Persoalan pokok dalam
ajaran kaum Monarchomacha adalah sebagai berikut : Apakah raja berhak
menjalankan pemerintahan dan memberi perintah yang bertentangan dengan
aturan-aturan agama? Apabila orang memungkiri pertanyaan ini, maka ini akan
membawa bermacam-macam persoalan yang lebih rumit. Orang harus lebih mentaati
Tuhan dari pada manusia. Dengan demikian, maka agam mempunyai unsur
revolusioner terhadap kekuasaan duniawi, apabila tindakan pemerintah memberikan
alasan untuk itu. Apabila raja dan rakyat berbeda sama sekali atau sebagian
berada dalam ruang lingkup agama, maka banyak kemungkinan timbulnya
perselisihan.
Peperangan-peperangan
agama akan menjadi sumber dari ajaran Monarchomacha. Dalam makalah ini, penulis
akan membahas empat pemikiran tokoh kaum Monarchomacha. Diantaranya Hotomanus
(1573), Brutus (1579), Buchanan (1579), dan Althusius (1610). Selain
menjelaskan pemikiran umum keempat tokoh tersebut mengenai perlawanan terhadap
keburukan sistem pemerintahan yang absolut, penulis juga akan mencoba
merefleksikan pemikiran tersebut terhadap keadaan faktual yang terjadi di
Indonesia.
1.
Hotamanus
(1573)
Pada
tahun 1573 Hotamanus menulis buku yang berjudul Franco-Gallia. Dasar-dasar yang digunakan oleh Hotman untuk menolak
absolutisme, bukanlah dasar-dasar agama melainkan dasar sejarah. Sehingga, ia
bukanlah seorang monarchomachus yang sebenarnya, meskipun orang banyak yang
memasukkannya kedalam golongan itu.
2.
Brutus
(1579)
Karangan
monarchomacha yang paling berpengaruh, terbit tanpa nama pengarang pada tahun
1579, berjudul Vindiciae contra Tyrannos
(Alat Hukum melawan Raja-raja yang sewenang-wenang). Pengarangnya bersembunyi
dibelakang nama Brutus. Namun pengarang aslinya ialah Duplessis-Mornay.
Karangan
Vindiciae contra Tyrannos adalah satu
tinjauan yang prinsipiil tentang perlawanan terhadap raja-raja. Dalam karangan
tersebut, terdapat empat pertanyaan penting yang menjadi pondasi kuat kaum
monarchomacha.
1. Apakah
rakyat wajib mentaati seorang raja, yang memerintahkan sesuatu yang
bertentangan dengan perintah-perintah Tuhan?
2. Bolehkah
perlawanan ini bersifat umum?
3. Bolehkah
orang melakukan perlawanan terhadap seorang raja, yang tanpa melanggar agama,
menindas dan membawa negara kepada keruntuhannya ?
4. Apakah
raja-raja asing wajib ataukah berhak untuk menolong bangsa-bangsa asing?
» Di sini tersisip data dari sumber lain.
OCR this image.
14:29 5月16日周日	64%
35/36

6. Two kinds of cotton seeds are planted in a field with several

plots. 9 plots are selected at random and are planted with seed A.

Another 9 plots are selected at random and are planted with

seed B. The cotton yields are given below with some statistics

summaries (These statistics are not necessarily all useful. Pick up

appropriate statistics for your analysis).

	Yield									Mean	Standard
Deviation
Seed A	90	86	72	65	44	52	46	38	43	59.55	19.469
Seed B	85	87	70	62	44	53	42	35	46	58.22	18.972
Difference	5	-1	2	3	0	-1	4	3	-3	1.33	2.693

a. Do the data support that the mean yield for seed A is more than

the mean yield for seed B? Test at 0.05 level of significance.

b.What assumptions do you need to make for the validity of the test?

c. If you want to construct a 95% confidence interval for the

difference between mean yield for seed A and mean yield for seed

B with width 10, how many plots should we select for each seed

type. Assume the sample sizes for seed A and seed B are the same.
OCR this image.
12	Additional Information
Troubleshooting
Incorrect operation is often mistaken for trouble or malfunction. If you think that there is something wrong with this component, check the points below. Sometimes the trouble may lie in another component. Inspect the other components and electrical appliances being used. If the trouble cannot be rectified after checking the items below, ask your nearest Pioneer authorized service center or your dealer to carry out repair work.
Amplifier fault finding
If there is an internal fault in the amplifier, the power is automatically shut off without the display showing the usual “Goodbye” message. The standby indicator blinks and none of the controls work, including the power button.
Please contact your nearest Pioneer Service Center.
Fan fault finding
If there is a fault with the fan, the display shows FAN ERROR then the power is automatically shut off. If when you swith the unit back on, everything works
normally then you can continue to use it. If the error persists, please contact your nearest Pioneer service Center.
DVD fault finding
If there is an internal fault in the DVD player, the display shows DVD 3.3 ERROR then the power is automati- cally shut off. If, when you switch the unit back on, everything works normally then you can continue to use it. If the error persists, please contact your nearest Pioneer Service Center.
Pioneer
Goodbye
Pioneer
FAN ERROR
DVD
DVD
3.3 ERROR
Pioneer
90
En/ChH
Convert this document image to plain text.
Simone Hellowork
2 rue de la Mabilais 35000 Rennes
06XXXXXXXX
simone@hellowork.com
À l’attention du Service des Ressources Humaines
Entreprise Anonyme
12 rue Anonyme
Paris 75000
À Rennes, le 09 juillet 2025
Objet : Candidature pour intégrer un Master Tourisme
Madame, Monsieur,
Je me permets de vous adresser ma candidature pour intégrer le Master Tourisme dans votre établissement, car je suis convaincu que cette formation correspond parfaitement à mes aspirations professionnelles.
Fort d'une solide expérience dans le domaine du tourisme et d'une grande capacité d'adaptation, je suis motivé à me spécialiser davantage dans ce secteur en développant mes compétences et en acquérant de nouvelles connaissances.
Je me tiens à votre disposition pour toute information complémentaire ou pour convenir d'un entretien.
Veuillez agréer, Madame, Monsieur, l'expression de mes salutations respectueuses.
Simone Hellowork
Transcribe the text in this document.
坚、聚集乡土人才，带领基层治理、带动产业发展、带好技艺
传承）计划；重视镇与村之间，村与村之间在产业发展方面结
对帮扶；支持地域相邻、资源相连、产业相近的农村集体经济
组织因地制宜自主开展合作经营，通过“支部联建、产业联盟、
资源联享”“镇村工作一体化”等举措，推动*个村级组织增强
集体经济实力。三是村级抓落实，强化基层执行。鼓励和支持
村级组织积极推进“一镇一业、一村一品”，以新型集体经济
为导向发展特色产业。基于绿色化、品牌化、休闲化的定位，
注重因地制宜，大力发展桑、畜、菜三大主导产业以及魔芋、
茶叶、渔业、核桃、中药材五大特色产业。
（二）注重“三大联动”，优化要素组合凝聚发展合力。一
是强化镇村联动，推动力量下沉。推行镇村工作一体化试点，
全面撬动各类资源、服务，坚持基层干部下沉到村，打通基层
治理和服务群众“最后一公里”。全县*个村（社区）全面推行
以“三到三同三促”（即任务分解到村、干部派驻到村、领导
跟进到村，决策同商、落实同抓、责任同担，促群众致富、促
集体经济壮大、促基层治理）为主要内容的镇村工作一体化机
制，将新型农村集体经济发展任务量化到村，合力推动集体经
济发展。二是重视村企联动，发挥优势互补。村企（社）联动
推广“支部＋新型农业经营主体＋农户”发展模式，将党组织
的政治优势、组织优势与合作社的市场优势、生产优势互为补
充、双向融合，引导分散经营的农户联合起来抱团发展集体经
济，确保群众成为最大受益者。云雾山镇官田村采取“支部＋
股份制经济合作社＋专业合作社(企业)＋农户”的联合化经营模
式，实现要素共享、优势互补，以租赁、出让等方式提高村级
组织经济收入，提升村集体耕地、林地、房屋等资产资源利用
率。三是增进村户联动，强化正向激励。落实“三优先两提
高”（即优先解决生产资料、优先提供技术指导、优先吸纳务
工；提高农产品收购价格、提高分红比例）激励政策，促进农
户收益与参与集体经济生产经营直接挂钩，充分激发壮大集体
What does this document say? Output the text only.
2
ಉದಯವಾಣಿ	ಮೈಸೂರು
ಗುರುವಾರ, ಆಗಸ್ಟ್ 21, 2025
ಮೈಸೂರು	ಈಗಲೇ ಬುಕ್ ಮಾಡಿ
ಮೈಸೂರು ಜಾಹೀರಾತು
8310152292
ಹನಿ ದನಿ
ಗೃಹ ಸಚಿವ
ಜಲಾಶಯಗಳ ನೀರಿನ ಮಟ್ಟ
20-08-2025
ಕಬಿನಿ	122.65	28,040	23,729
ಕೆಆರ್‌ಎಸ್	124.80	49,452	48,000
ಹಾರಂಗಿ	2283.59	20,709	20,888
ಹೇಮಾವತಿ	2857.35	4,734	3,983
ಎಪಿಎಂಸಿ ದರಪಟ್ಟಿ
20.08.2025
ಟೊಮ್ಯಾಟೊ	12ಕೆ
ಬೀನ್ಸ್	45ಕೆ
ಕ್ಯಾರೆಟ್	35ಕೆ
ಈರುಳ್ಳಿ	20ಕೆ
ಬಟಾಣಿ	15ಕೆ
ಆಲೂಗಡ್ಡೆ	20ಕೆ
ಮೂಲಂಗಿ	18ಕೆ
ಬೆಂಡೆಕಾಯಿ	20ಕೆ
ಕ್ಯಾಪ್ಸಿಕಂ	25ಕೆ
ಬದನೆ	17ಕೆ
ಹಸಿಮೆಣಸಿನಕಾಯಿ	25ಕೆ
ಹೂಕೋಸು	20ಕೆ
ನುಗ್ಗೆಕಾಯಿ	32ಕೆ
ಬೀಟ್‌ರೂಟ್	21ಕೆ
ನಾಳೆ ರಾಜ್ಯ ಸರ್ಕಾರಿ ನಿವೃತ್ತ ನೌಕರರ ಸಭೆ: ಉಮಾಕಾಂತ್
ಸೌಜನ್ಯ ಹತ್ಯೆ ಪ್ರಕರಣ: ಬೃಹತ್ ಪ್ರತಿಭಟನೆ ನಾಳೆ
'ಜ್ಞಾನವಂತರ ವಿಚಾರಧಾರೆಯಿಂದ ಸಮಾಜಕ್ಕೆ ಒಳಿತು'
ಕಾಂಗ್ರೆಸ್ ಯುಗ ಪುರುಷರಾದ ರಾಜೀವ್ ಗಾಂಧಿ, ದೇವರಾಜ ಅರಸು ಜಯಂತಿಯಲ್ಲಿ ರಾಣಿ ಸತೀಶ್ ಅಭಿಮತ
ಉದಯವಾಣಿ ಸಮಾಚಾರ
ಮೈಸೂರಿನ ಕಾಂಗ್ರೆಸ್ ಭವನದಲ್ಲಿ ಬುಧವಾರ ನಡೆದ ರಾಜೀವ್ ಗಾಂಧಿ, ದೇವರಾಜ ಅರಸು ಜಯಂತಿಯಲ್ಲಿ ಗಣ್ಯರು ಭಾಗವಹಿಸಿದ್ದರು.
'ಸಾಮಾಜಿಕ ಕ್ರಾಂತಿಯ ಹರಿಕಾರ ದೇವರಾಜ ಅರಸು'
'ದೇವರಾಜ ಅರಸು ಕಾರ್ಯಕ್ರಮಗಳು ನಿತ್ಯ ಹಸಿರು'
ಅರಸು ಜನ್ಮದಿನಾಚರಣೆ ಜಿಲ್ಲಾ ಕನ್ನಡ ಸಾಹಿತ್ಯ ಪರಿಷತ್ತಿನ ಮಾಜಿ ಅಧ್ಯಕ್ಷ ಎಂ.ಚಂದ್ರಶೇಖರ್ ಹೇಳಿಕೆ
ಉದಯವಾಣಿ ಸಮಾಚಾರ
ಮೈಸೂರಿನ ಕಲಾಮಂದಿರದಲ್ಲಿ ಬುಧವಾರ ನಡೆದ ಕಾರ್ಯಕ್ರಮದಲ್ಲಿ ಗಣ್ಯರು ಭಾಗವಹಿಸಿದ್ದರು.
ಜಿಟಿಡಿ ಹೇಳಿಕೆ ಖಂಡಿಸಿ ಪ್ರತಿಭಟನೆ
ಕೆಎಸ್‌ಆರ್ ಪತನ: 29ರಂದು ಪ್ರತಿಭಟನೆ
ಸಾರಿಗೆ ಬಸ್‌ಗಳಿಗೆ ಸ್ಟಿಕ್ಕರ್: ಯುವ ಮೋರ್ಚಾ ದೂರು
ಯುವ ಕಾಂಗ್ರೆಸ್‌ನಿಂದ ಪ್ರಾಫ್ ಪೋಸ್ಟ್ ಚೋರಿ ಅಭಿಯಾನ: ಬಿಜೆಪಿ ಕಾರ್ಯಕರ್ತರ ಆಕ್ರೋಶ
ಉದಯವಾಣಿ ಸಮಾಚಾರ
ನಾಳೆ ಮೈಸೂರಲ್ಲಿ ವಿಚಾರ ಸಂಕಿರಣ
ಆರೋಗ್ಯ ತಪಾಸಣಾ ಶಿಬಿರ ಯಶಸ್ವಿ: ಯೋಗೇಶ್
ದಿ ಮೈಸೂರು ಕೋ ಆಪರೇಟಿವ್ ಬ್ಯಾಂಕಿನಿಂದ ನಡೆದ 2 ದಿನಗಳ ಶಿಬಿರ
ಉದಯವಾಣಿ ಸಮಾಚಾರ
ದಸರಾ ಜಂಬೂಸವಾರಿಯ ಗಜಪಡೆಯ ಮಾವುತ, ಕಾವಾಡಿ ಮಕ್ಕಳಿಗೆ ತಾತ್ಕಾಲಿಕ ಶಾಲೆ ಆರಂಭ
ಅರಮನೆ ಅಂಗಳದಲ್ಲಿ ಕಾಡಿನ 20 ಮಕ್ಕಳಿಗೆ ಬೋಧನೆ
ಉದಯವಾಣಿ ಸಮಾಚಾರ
Dalam menjawab empat pertanyaan fundamental yang
terdapat dalam karangan, pengarang menguraikan bukti-bukti keagamaan, dalam hal
ini mengacu pada Wasiat Lama tentang penobatan Saul menjadi raja. Selanjutnya
ia memperkuat uraiannya dengan menunjukkan, bahwa si peminjam tanah wajib
mentaati tuan tanah yang lebih tinggi, apabila perintah dari tuan tanah atasan
bertentangan dengan perintah tuan tanah bawahan. Tuan tanah atasan diasumsikan
atau dicontohkan sebagai Tuhan, sedangkan tuan tanah bawahan dianggap sebagai
raja. Oleh sebab itu, manusia harus lebih tunduk kepada Tuhan dibandingkan
dengan raja yang memberikan perintah bertentangan dengan ajaran agama.
Pertanyaan kedua dijawab oleh si pengarang dengan
menguraikan pada hubungan kekuasaan timbal balik, sebagaimana diajarkan oleh
Wasiat Lama dan Hukum Romawi. Pada pengangkatan Saul menjadi raja, dapat
dibedakan dua macam persetujuan. Yang pertama mengenai hubungan antara Tuhan pada
satu pihak dan raja beserta rakyat di pihak yang lain, untuk kepentingan
mempertahankan rakyat pilihan itu. Yang kedua mengenai hubungan raja dan
rakyat, agar raja memerintah dengan adilnya dan agar rakyat mentaatinya. Dari
persetujuan inilah lahir hak untuk melawan. Sebab, baik raja maupun rakyat
harus mempertahankan kekuasaan Tuhan. Akan tetapi, perlawanan itu harus
dilakukan oleh majelis-majelis, bukan para warga partikelir.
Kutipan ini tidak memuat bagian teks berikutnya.